You could have a very very very stylized model of Google that says that it is in the business of knowing and understanding everything in the world — “Our mission is to organize the world’s information and make it universally accessible and useful,” it says — and that it is about as good as anyone at that business. It is not omniscient, but it is a reasonable approximation of omniscience. It does not know my most private thoughts, for instance, but it does know what I write in emails, which is pretty close.
I have always found it weird that the modern companies that approach closest to omniscience seem to be mainly in the business of ad sales?

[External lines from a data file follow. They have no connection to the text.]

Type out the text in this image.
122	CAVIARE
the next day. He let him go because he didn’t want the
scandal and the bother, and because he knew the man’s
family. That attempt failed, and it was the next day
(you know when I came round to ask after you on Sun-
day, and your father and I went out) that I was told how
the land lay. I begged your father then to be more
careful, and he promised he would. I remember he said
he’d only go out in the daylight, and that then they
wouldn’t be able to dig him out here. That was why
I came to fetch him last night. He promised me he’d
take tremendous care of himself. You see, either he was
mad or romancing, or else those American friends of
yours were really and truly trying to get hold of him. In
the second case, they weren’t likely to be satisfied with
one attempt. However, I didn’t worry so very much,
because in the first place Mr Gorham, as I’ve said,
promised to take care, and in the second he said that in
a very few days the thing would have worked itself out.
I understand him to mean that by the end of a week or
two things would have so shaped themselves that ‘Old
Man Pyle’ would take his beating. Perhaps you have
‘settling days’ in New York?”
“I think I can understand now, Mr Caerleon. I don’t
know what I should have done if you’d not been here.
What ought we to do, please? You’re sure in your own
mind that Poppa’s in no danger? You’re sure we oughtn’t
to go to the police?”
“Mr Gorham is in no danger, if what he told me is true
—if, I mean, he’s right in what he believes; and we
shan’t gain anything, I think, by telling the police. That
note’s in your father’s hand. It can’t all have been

Like, it turns out that the most economically valuable human activity — the one that gives you the most leverage on omniscience — is tailoring advertisements to internet users? Alphabet Inc., Google's parent company, had $182.5 billion of revenue last year, of which $146.9 billion came from Google advertising.
I can sort of see it? The thesis is something like “we know everything that happens and what everyone wants, so if you are selling something we can get it to the people who will buy it; we are in the business of organizing and intermediating commerce, and we take our commission in the form of ad revenue.” Amazon.com Inc., another big omniscience company, is not really in the ad business, but is in this business of organizing and channeling all of commerce. And “all of commerce” is a reasonable answer for “what is the most economically valuable place to apply omniscience?”
Still. Ads. Weird.
Anyway Google is now in the business of helping insurance companies sell insurance by predicting who will hurt themselves in buildings, I dunno:
Google is aiming to help small-business insurers more accurately measure occupancy of buildings where they are on the hook for slip-and-fall accidents and other risks.
The endeavor is part of a partnership between Google Cloud and Menlo Park, Calif.-based BlueZoo Inc. … Under the BlueZoo and Google Cloud partnership, small sensors in buildings listen for Wi-Fi probes spontaneously emitted by mobile phones. The sensors encrypt and compress these probes and forward them to analytics servers in the cloud, the companies said. BlueZoo arranges for the installation, often on ceilings.
It just feels so miscellaneous, you know? “We have built computers and sensors that understand physics and human nature so well that we can map out the future course of everyone’s life and predict to the minute when they will die, and we’re gonna use that godlike ability to calculate really accurate corporate property-and-casualty insurance premiums.” I mean, okay, whatever.